Carnell has stepped down from her position at the Australian Chamber and will take up her new role, which will run for a five-year term, in March.
The creation of a small business ombudsman has been Coalition policy for some time, but was formally announced in the 2014 federal budget.
Former small business minister Bruce Billson argued the role was necessary in order for small businesses to access timely, affordable and effective alternative dispute resolution.
Announcing the appointment this morning, current small business minister Kelly O’Dwyer said the Ombudsman’s office will also advocate for small enterprises and play a role in developing business-friendly laws and regulations.
The minister also congratulated Carnell, saying she will bring extensive experience to the role.
“Today’s appointment is a major win for small business owners who will have access to advice and support, and an independent advocate to ensure the Government creates the right conditions for small businesses to grow,” O’Dwyer said.
“The Government acknowledges small businesses make a substantial contribution to Australia’s economy with over two million small businesses generating around a third of economic output.”

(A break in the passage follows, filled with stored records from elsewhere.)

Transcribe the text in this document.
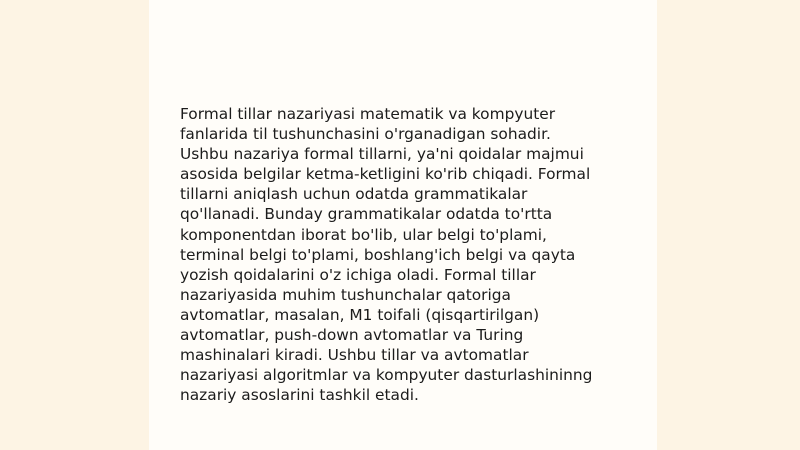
Formal tillar nazariyasi matematik va kompyuter
fanlarida til tushunchasini o'rganadigan sohadir.
Ushbu nazariya formal tillarni, ya'ni qoidalar majmui
asosida belgilar ketma-ketligini ko'rib chiqadi. Formal
tillarni aniqlash uchun odatda grammatikalar
qo'llanadi. Bunday grammatikalar odatda to'rtta
komponentdan iborat bo'lib, ular belgi to'plami,
terminal belgi to'plami, boshlang'ich belgi va qayta
yozish qoidalarini o'z ichiga oladi. Formal tillar
nazariyasida muhim tushunchalar qatoriga
avtomatlar, masalan, M1 toifali (qisqartirilgan)
avtomatlar, push-down avtomatlar va Turing
mashinalari kiradi. Ushbu tillar va avtomatlar
nazariyasi algoritmlar va kompyuter dasturlashininng
nazariy asoslarini tashkil etadi.
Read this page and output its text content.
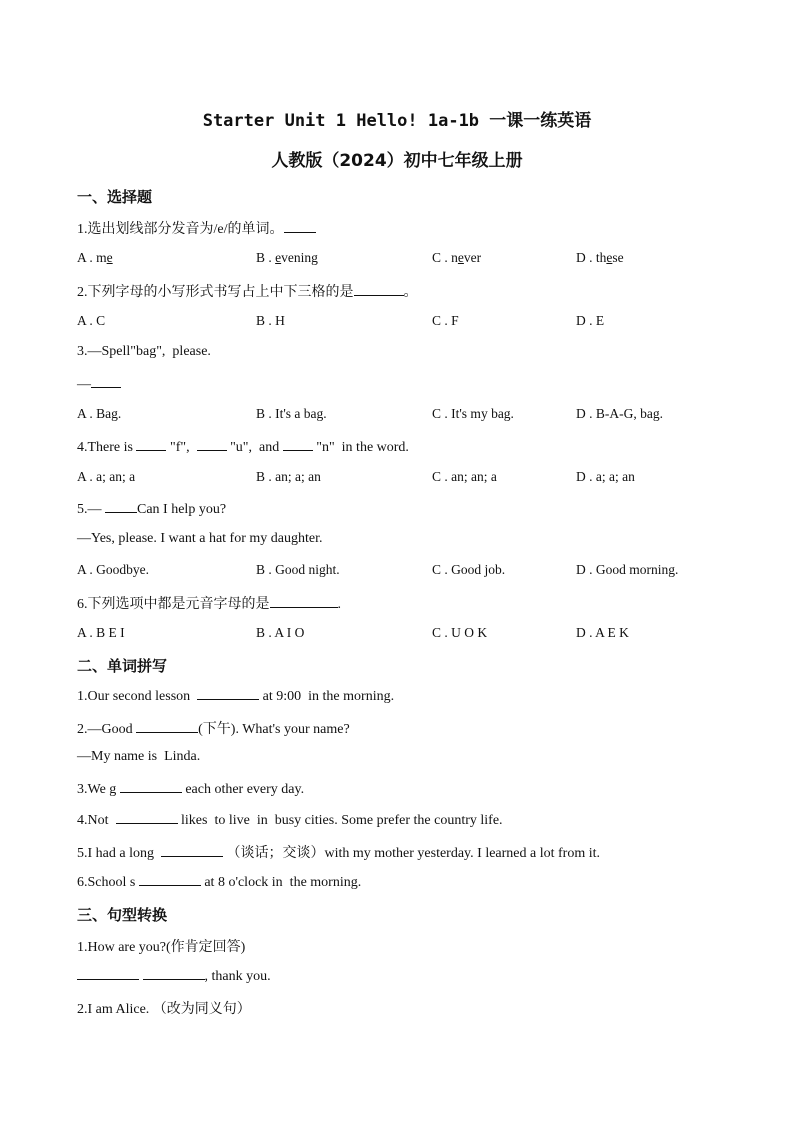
Starter Unit 1 Hello! 1a-1b 一课一练英语
人教版（2024）初中七年级上册
一、选择题
1.选出划线部分发音为/e/的单词。
A . me	B . evening	C . never	D . these
2.下列字母的小写形式书写占上中下三格的是	。
A . C	B . H	C . F	D . E
3.—Spell"bag",  please.
—
A . Bag.	B . It's a bag.	C . It's my bag.	D . B-A-G, bag.
4.There is  "f",   "u",  and  "n"  in the word.
A . a; an; a	B . an; a; an	C . an; an; a	D . a; a; an
5.— Can I help you?
—Yes, please. I want a hat for my daughter.
A . Goodbye.	B . Good night.	C . Good job.	D . Good morning.
6.下列选项中都是元音字母的是	.
A . B E I	B . A I O	C . U O K	D . A E K
二、单词拼写
1.Our second lesson	at 9:00  in the morning.
2.—Good	(下午). What's your name?
—My name is  Linda.
3.We g	each other every day.
4.Not	likes  to live  in  busy cities. Some prefer the country life.
5.I had a long	（谈话；交谈）with my mother yesterday. I learned a lot from it.
6.School s	at 8 o'clock in  the morning.
三、句型转换
1.How are you?(作肯定回答)
, thank you.
2.I am Alice. （改为同义句）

Speaking to SmartCompany this morning, Carnell said her focus as Australia’s first Small Business and Family Enterprise Ombudsman will be to listen and talk to small business people.
“From my perspective, the role is to be a strong advocate for small business and family enterprise across the board, particularly with federal departments to ensure that laws and regulations are appropriate for small businesses and family enterprises,” Carnell says.
“We will work with various departments to reduce red tape. There’s lots of things the federal government does for small business, you’ve just got to be a genius to understand it.”
Carnell says Australia needs an effects test
Asked whether she will advocate for an effects test when she steps into her role, Carnell says she supports the reform.
“The reality is just about every country in the world has one,” she says.
“The issue is to ensure what we put in place in Australia is fit for purpose in Australia and I think it’s one of those issues that need to be addressed. We need an effects test, we just need to get the words right.”
Carnell also says her previous experience as a small business owner will help shape her role.
“When you’ve actually had your house riding on it [your business] and you’ve had to employ people and all the things that go with running your business, it certainly changes your perspective,” she says.
“Also I come from a family of small business people. My dad ran a domestic building company for all his life and my brother runs a building company as well. My son also recently bought a restaurant. So there’s a pedigree there.”
Small business community welcomes Carnell’s appointment
Peter Strong, the chief executive of the Council of Small Business of Australia. told SmartCompany Carnell is the right person for the job given her previous experience in politics as well as running her own small business.
“COSBOA has been calling for an ombudsman for our sector since 1977 when our association was first formed by concerned small business supporters,” Strong says.
“No other group has called for such a position until more recent years, so it seems that patience pays off. Kate Carnell is a great selection.”